About Pacific Invertebrates

Our Mission

Our mission is to raise money for the conservation of Northeast Pacific marine ecosystems, and to educate the public through our graphic apparel, about marine invertebrates and their importance in marine ecosystems. 

About Pacific Invertebrates

Pacific invertebrates is an organization started by Andrew Drown, with the support of his wife Lisa, his son Liam, and his family and friends.

"I am a lover of graphic t-shirts and have always been bewildered that people will wear apparel carrying brand names and slogans or insignificant messages. For years I've been collecting t-shirts that have a meaning to me, that will spark conversation, make people laugh, or send out important messages. My love for the ocean led me to search for t-shirts portraying invertebrate species, and I was disappointed with what I found. This is where the idea for Pacific Invertebrates originated."

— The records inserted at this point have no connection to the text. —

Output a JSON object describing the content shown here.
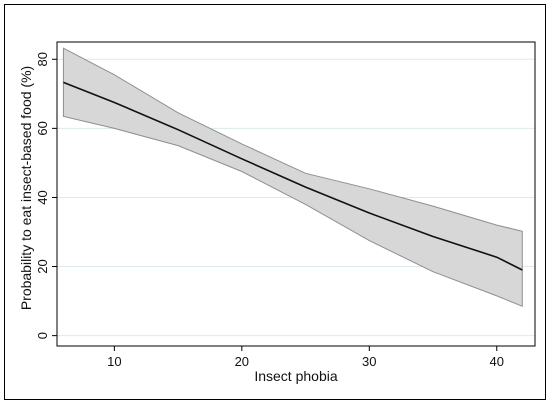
{
  "chart_data": {
    "type": "line",
    "title": "",
    "xlabel": "Insect phobia",
    "ylabel": "Probability to eat insect-based food (%)",
    "xlim": [
      5.5,
      43
    ],
    "ylim": [
      -3,
      85
    ],
    "x_ticks": [
      10,
      20,
      30,
      40
    ],
    "y_ticks": [
      0,
      20,
      40,
      60,
      80
    ],
    "grid": true,
    "legend": "none",
    "series": [
      {
        "x": [
          6,
          10,
          15,
          20,
          25,
          30,
          35,
          40,
          42
        ],
        "y": [
          73.3,
          67.5,
          59.6,
          51.2,
          43.0,
          35.5,
          28.7,
          22.7,
          19.0
        ],
        "lower": [
          63.5,
          60.0,
          55.0,
          47.5,
          38.0,
          27.5,
          18.5,
          11.5,
          8.5
        ],
        "upper": [
          83.2,
          75.5,
          64.5,
          55.5,
          47.0,
          42.5,
          37.5,
          32.0,
          30.2
        ]
      }
    ],
    "colors": {
      "line": "#111111",
      "band_fill": "#d7d7d7",
      "band_stroke": "#8f8f8f",
      "grid": "#dde9ec",
      "frame": "#000000"
    }
  }
}
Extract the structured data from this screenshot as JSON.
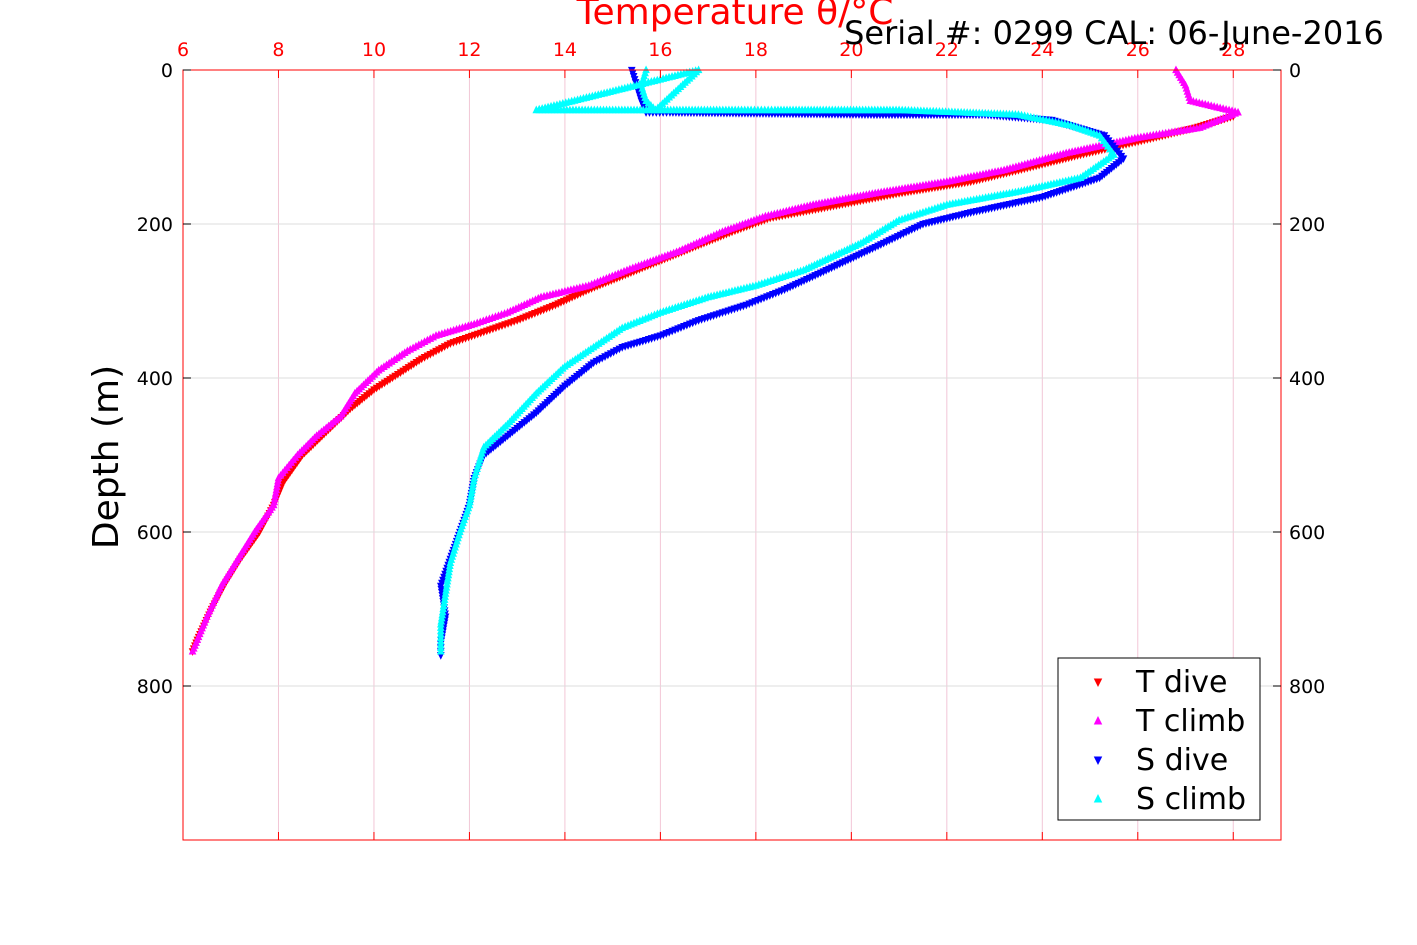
{
  "header": {
    "serial_text": "Serial #: 0299 CAL: 06-June-2016"
  },
  "colors": {
    "top_axis": "#ff0000",
    "t_dive": "#ff0000",
    "t_climb": "#ff00ff",
    "s_dive": "#0000ff",
    "s_climb": "#00ffff",
    "grid_x": "#f2c6d6",
    "grid_y": "#dddddd"
  },
  "chart_data": {
    "type": "scatter",
    "title": "Temperature θ/°C",
    "xlabel": "Temperature θ/°C",
    "ylabel": "Depth (m)",
    "xlim": [
      6,
      29
    ],
    "ylim": [
      0,
      1000
    ],
    "y_reversed": true,
    "x_axis_location": "top",
    "x_ticks": [
      "6",
      "8",
      "10",
      "12",
      "14",
      "16",
      "18",
      "20",
      "22",
      "24",
      "26",
      "28"
    ],
    "y_ticks": [
      "0",
      "200",
      "400",
      "600",
      "800"
    ],
    "grid": true,
    "legend_position": "bottom-right",
    "legend": [
      "T dive",
      "T climb",
      "S dive",
      "S climb"
    ],
    "series": [
      {
        "name": "T dive",
        "marker": "triangle-down",
        "color": "#ff0000",
        "points": [
          [
            28.0,
            60
          ],
          [
            27.2,
            75
          ],
          [
            26.2,
            90
          ],
          [
            24.8,
            110
          ],
          [
            23.5,
            130
          ],
          [
            22.5,
            145
          ],
          [
            21.0,
            160
          ],
          [
            19.5,
            178
          ],
          [
            18.3,
            192
          ],
          [
            17.5,
            210
          ],
          [
            16.5,
            235
          ],
          [
            15.5,
            260
          ],
          [
            14.5,
            285
          ],
          [
            13.8,
            305
          ],
          [
            13.0,
            325
          ],
          [
            12.3,
            340
          ],
          [
            11.6,
            355
          ],
          [
            11.0,
            375
          ],
          [
            10.5,
            395
          ],
          [
            10.0,
            415
          ],
          [
            9.5,
            440
          ],
          [
            9.0,
            470
          ],
          [
            8.5,
            500
          ],
          [
            8.1,
            535
          ],
          [
            7.9,
            565
          ],
          [
            7.6,
            600
          ],
          [
            7.2,
            635
          ],
          [
            6.9,
            665
          ],
          [
            6.6,
            700
          ],
          [
            6.3,
            740
          ],
          [
            6.2,
            755
          ]
        ]
      },
      {
        "name": "T climb",
        "marker": "triangle-up",
        "color": "#ff00ff",
        "points": [
          [
            26.8,
            0
          ],
          [
            27.0,
            20
          ],
          [
            27.1,
            40
          ],
          [
            28.1,
            55
          ],
          [
            27.3,
            75
          ],
          [
            26.0,
            88
          ],
          [
            24.5,
            108
          ],
          [
            23.2,
            130
          ],
          [
            22.0,
            145
          ],
          [
            20.5,
            160
          ],
          [
            19.2,
            175
          ],
          [
            18.2,
            190
          ],
          [
            17.3,
            210
          ],
          [
            16.4,
            235
          ],
          [
            15.3,
            260
          ],
          [
            14.5,
            280
          ],
          [
            13.5,
            295
          ],
          [
            12.8,
            315
          ],
          [
            12.1,
            330
          ],
          [
            11.3,
            345
          ],
          [
            10.7,
            365
          ],
          [
            10.1,
            390
          ],
          [
            9.6,
            420
          ],
          [
            9.3,
            450
          ],
          [
            8.8,
            475
          ],
          [
            8.4,
            500
          ],
          [
            8.0,
            530
          ],
          [
            7.9,
            565
          ],
          [
            7.5,
            600
          ],
          [
            7.1,
            640
          ],
          [
            6.8,
            670
          ],
          [
            6.5,
            710
          ],
          [
            6.3,
            740
          ],
          [
            6.2,
            755
          ]
        ]
      },
      {
        "name": "S dive",
        "marker": "triangle-down",
        "color": "#0000ff",
        "points": [
          [
            15.4,
            0
          ],
          [
            15.5,
            20
          ],
          [
            15.6,
            40
          ],
          [
            15.7,
            55
          ],
          [
            16.2,
            55
          ],
          [
            20.6,
            58
          ],
          [
            22.8,
            58
          ],
          [
            24.2,
            65
          ],
          [
            25.3,
            85
          ],
          [
            25.7,
            115
          ],
          [
            25.2,
            140
          ],
          [
            24.0,
            165
          ],
          [
            22.5,
            185
          ],
          [
            21.5,
            200
          ],
          [
            20.5,
            230
          ],
          [
            19.3,
            265
          ],
          [
            18.6,
            285
          ],
          [
            17.8,
            305
          ],
          [
            16.8,
            325
          ],
          [
            16.0,
            345
          ],
          [
            15.2,
            360
          ],
          [
            14.6,
            380
          ],
          [
            14.0,
            410
          ],
          [
            13.4,
            445
          ],
          [
            12.8,
            475
          ],
          [
            12.3,
            500
          ],
          [
            12.1,
            530
          ],
          [
            12.0,
            565
          ],
          [
            11.8,
            600
          ],
          [
            11.6,
            635
          ],
          [
            11.4,
            670
          ],
          [
            11.5,
            710
          ],
          [
            11.4,
            745
          ],
          [
            11.4,
            760
          ]
        ]
      },
      {
        "name": "S climb",
        "marker": "triangle-up",
        "color": "#00ffff",
        "points": [
          [
            15.7,
            0
          ],
          [
            15.6,
            20
          ],
          [
            15.7,
            40
          ],
          [
            15.9,
            52
          ],
          [
            16.8,
            0
          ],
          [
            13.4,
            52
          ],
          [
            16.6,
            52
          ],
          [
            17.5,
            52
          ],
          [
            17.9,
            52
          ],
          [
            18.4,
            52
          ],
          [
            19.6,
            52
          ],
          [
            21.0,
            52
          ],
          [
            22.3,
            55
          ],
          [
            23.5,
            58
          ],
          [
            24.6,
            72
          ],
          [
            25.2,
            85
          ],
          [
            25.5,
            110
          ],
          [
            24.8,
            140
          ],
          [
            23.5,
            158
          ],
          [
            22.0,
            175
          ],
          [
            21.0,
            195
          ],
          [
            20.2,
            225
          ],
          [
            19.0,
            260
          ],
          [
            18.0,
            280
          ],
          [
            17.0,
            295
          ],
          [
            16.0,
            315
          ],
          [
            15.2,
            335
          ],
          [
            14.6,
            360
          ],
          [
            14.0,
            385
          ],
          [
            13.4,
            420
          ],
          [
            12.8,
            460
          ],
          [
            12.3,
            490
          ],
          [
            12.1,
            530
          ],
          [
            12.0,
            565
          ],
          [
            11.8,
            600
          ],
          [
            11.6,
            640
          ],
          [
            11.5,
            680
          ],
          [
            11.4,
            720
          ],
          [
            11.4,
            755
          ]
        ]
      }
    ]
  }
}
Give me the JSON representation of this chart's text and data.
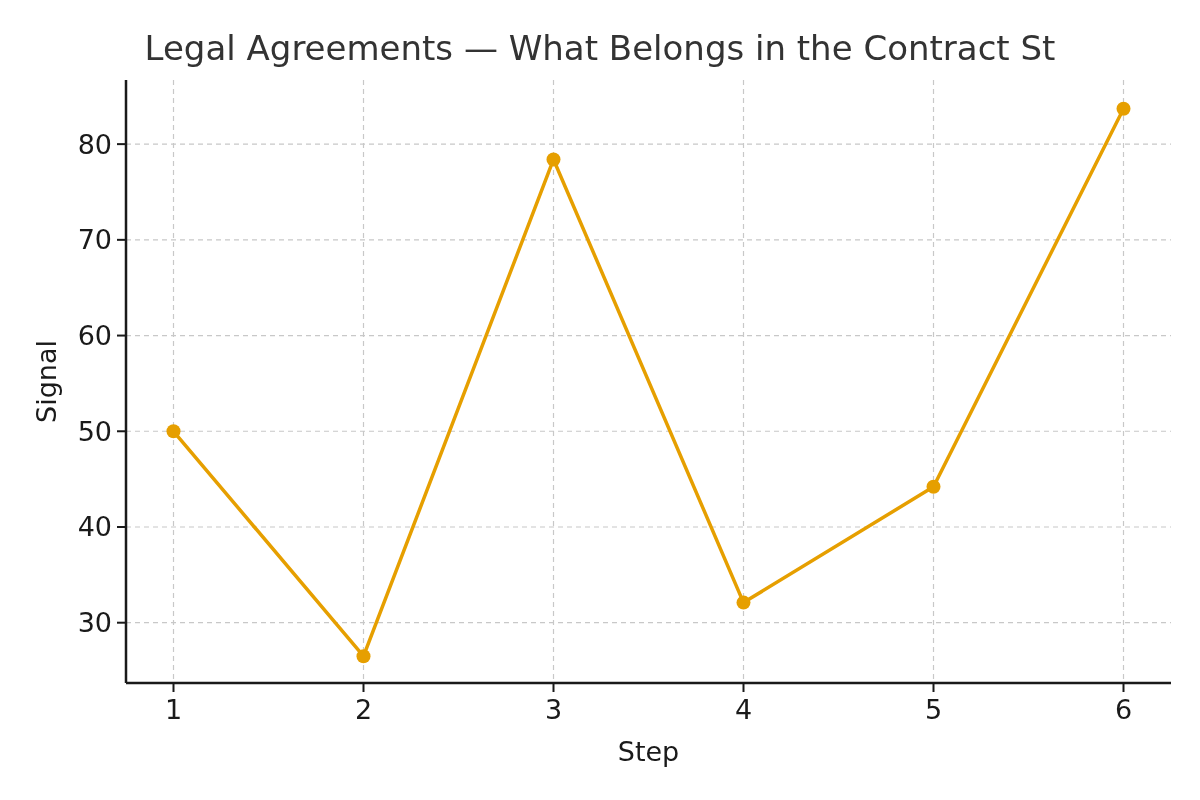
{
  "chart_data": {
    "type": "line",
    "title": "Legal Agreements — What Belongs in the Contract St",
    "xlabel": "Step",
    "ylabel": "Signal",
    "x": [
      1,
      2,
      3,
      4,
      5,
      6
    ],
    "series": [
      {
        "color": "#e69f00",
        "values": [
          50.0,
          26.5,
          78.4,
          32.1,
          44.2,
          83.7
        ]
      }
    ],
    "xlim": [
      0.75,
      6.25
    ],
    "xticks": [
      1,
      2,
      3,
      4,
      5,
      6
    ],
    "ylim": [
      23.7,
      86.7
    ],
    "yticks": [
      30,
      40,
      50,
      60,
      70,
      80
    ],
    "grid": true,
    "marker": "circle",
    "line_style": "solid"
  }
}
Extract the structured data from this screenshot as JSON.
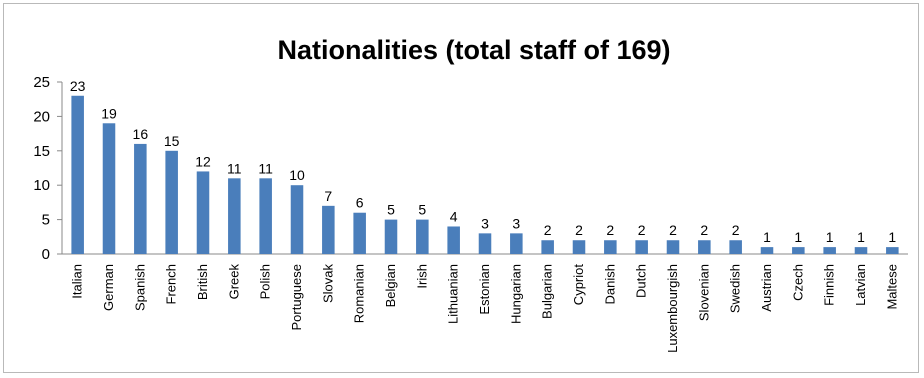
{
  "chart_data": {
    "type": "bar",
    "title": "Nationalities (total staff of 169)",
    "xlabel": "",
    "ylabel": "",
    "ylim": [
      0,
      25
    ],
    "yticks": [
      0,
      5,
      10,
      15,
      20,
      25
    ],
    "grid": false,
    "legend": "none",
    "bar_color": "#4a7ebb",
    "categories": [
      "Italian",
      "German",
      "Spanish",
      "French",
      "British",
      "Greek",
      "Polish",
      "Portuguese",
      "Slovak",
      "Romanian",
      "Belgian",
      "Irish",
      "Lithuanian",
      "Estonian",
      "Hungarian",
      "Bulgarian",
      "Cypriot",
      "Danish",
      "Dutch",
      "Luxembourgish",
      "Slovenian",
      "Swedish",
      "Austrian",
      "Czech",
      "Finnish",
      "Latvian",
      "Maltese"
    ],
    "values": [
      23,
      19,
      16,
      15,
      12,
      11,
      11,
      10,
      7,
      6,
      5,
      5,
      4,
      3,
      3,
      2,
      2,
      2,
      2,
      2,
      2,
      2,
      1,
      1,
      1,
      1,
      1
    ]
  }
}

A large portion of the proceeds from the sale of our t-shirts go to Seaquaria, our conservation partner. We believe the Northeast Pacific has both extrinsic and intrinsic value, and must be cherished. It also has the power to teach us about the Ocean, and about ourselves. 

 

 

About Andrew Drown

Andrew grew up on the shores of Vancouver Island, and has spent countless hours beachcombing and learning about the marine intertidal zone. He completed his undergraduate degree in Marine Biology at the University of Victoria, before life took him to other places and other pursuits, but he has never lost his love for the intertidal habitats of the Northeast Pacific. 

 

Andrew is now a Math, Science and French teacher in Toronto Ontario, and his passion for teaching and his passion for the environment have come together as the organization Pacific Invertebrates. He believes that invertebrates are often overlooked, despite their abundance and ecological importance in Pacific marine ecosystems. He hopes that his t-shirt designs will help fund the conservation of Pacific marine habitats, and will educate the public in this age of environmental concern.